8. En cinquième lieu, Mme B n'a pas sollicité le bénéfice de l'admission exceptionnelle au séjour prévue par l'article L. 313-14 du code de l'entrée et du séjour des étrangers et du droit d'asile. Le préfet, qui n'avait pas l'obligation de le faire, n'a pas recherché de sa propre initiative s'il y avait lieu de régulariser la situation de séjour de l'intéressée sur ce fondement. Par suite, le moyen tiré de la méconnaissance de cet article est inopérant.

9. En sixième lieu, aux termes de l'article 8 de la convention européenne de sauvegarde des droits de l'homme et des libertés fondamentales : " 1. Toute personne a droit au respect de sa vie privée et familiale, de son domicile et de sa correspondance / 2. Il ne peut y avoir ingérence d'une autorité publique dans l'exercice de ce droit que pour autant que cette ingérence est prévue par la loi et qu'elle constitue une mesure qui, dans une société démocratique, est nécessaire à la sécurité nationale, à la sûreté publique, au bien-être économique du pays, à la défense de l'ordre et à la prévention des infractions pénales, à la protection de la santé ou de la morale, ou à la protection des droits et libertés d'autrui ".

10. La requérante soutient qu'elle vit au côté d'une de ses filles en France qui l'accompagne au quotidien eu égard à son état de santé. Toutefois, l'intéressée n'établit pas la nécessité pour elle d'une assistance au quotidien par une tierce personne. En outre, Mme B, qui ne justifie d'aucune insertion en France et qui a une autre fille qui vit en Turquie, n'établit pas n'avoir plus d'attaches familiales au Maroc, où elle a vécu jusqu'à l'âge de cinquante-neuf ans. Par suite, le moyen tiré de la méconnaissance des stipulations de l'article 8 de la convention européenne de sauvegarde des droits de l'homme et des libertés fondamentales doit être écarté.

11. En dernier lieu, aux termes de l'article 3 de la convention européenne de sauvegarde des droits de l'homme et des libertés fondamentales : " Nul ne peut être soumis à la torture ni à des peines ou traitements inhumains ou dégradants ".

12. Si la requérante soutient qu'elle encourt des traitements inhumains et dégradants prohibés par les stipulations de l'article 3 de la convention européenne de sauvegarde des droits de l'homme et des libertés fondamentales, au regard de son état de santé, la décision attaquée n'a pas pour effet de la renvoyer vers son pays d'origine.
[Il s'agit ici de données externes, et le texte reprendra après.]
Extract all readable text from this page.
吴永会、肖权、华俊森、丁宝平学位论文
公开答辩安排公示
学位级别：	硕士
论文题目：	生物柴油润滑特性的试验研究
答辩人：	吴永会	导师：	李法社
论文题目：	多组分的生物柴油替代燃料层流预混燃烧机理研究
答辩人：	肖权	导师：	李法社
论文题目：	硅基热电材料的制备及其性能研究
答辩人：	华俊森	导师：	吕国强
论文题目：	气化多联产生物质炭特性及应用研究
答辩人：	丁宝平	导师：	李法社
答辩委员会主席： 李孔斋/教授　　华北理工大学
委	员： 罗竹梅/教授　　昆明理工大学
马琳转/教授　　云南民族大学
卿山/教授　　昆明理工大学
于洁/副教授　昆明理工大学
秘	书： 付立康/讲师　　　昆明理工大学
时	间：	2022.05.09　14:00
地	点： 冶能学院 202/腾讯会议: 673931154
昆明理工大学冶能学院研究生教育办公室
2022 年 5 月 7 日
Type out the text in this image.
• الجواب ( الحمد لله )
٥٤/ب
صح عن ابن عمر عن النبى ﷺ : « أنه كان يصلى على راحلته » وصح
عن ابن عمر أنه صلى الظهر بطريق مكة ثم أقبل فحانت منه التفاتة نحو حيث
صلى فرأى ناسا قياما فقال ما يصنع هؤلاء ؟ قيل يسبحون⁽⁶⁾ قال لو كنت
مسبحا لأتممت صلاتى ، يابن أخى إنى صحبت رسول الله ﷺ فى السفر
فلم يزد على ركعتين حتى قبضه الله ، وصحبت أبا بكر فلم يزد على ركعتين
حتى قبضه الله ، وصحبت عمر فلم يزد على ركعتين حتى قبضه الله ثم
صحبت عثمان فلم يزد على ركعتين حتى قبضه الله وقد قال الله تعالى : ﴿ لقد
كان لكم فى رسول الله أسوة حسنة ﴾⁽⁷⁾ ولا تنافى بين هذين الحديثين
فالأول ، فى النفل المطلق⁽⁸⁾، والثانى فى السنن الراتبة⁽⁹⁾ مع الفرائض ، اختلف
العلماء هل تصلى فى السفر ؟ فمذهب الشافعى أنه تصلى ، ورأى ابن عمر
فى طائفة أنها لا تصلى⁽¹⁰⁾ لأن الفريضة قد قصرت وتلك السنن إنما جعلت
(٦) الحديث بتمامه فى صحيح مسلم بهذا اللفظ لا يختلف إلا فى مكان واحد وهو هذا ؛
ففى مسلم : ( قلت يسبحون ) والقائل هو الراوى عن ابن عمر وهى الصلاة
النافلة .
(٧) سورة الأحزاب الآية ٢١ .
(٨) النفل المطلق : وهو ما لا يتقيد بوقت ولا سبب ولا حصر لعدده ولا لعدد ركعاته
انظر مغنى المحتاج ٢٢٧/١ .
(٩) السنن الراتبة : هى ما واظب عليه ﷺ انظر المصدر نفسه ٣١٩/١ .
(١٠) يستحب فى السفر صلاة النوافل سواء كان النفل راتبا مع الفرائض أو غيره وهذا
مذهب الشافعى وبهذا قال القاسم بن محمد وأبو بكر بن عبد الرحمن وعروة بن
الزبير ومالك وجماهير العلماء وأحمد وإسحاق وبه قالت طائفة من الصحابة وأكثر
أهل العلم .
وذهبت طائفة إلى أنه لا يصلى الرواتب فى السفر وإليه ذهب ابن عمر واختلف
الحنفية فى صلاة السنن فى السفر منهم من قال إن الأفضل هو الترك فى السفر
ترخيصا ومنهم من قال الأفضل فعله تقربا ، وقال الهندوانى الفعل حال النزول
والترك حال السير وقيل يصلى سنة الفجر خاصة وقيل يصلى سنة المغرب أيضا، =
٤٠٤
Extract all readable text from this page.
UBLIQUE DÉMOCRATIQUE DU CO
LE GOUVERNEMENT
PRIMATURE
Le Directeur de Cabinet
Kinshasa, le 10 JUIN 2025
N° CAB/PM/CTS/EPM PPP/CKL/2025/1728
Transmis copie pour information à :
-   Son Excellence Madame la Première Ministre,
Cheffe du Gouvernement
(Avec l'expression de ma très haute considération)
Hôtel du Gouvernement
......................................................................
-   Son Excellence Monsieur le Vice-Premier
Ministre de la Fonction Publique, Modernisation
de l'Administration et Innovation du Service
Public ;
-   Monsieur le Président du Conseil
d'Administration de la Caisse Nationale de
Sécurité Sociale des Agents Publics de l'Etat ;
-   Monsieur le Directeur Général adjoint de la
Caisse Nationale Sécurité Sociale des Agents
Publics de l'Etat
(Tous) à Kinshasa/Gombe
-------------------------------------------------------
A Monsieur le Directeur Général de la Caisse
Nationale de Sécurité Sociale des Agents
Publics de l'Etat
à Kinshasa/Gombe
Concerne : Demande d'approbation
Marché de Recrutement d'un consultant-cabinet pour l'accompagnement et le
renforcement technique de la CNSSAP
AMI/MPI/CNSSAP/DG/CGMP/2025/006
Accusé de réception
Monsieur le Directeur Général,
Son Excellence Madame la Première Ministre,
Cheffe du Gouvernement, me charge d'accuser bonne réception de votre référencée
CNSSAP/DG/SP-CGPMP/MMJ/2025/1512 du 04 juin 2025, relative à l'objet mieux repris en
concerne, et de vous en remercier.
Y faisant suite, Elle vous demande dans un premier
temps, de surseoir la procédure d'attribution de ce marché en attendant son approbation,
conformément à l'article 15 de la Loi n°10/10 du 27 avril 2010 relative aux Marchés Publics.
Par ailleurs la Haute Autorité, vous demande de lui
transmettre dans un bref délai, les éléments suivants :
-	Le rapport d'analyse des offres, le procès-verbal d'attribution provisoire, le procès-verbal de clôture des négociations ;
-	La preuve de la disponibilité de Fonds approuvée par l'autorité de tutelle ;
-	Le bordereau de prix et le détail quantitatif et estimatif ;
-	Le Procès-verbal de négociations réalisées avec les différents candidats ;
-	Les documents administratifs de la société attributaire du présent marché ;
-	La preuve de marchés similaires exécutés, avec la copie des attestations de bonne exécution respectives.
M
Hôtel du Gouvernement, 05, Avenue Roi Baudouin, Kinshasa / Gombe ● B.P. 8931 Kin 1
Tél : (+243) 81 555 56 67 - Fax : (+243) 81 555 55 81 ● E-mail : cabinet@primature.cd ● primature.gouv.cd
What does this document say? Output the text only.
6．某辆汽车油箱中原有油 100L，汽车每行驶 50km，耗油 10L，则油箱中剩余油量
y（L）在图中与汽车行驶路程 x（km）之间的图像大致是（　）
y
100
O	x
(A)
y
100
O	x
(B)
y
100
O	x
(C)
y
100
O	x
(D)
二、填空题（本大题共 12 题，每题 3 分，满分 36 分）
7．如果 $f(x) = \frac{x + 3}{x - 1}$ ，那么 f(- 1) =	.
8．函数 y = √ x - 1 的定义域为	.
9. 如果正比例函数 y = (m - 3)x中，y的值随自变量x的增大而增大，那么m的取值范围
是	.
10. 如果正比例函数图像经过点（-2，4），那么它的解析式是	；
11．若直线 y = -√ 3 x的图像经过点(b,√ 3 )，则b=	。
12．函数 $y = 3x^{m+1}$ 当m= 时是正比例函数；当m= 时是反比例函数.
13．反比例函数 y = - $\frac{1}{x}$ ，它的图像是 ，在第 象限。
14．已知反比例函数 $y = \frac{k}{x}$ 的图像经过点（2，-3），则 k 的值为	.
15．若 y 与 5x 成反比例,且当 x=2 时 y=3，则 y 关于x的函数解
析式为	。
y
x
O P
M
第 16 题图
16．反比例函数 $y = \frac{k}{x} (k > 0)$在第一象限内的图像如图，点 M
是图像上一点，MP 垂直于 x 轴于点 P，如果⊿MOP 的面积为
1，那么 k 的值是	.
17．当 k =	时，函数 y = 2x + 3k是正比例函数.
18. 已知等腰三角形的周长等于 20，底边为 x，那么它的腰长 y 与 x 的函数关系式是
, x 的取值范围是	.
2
Par suite, le moyen tiré de la méconnaissance de ces stipulations est inopérant et ne peut qu'être écarté.

13. Il résulte de tout ce qui précède, sans qu'il soit besoins de statuer sur la recevabilité de la requête, que la requête de Mme B ne peut qu'être rejetée en toutes ses conclusions.

D E C I D E :

Article 1er : La requête de Mme B est rejetée.

Article 2 : Le présent jugement sera notifié à Mme A B, à Me Cesse et au préfet de la Sarthe.

Délibéré après l'audience du 28 juin 2023 à laquelle siégeaient :

Mme Loirat, présidente,

M. Gauthier, premier conseiller,

M. Simon, premier conseiller.

Rendu public par mise à disposition au greffe le 19 juillet 2023.

Le rapporteur,

E. GAUTHIER

La présidente,

C. LOIRAT La greffière,

P. LABOUREL

La République mande et ordonne au préfet de la Sarthe, en ce qui le concerne ou à tous commissaires de justice à ce requis en ce qui concerne les voies de droit commun contre les parties privées, de pourvoir à l'exécution de la présente décision.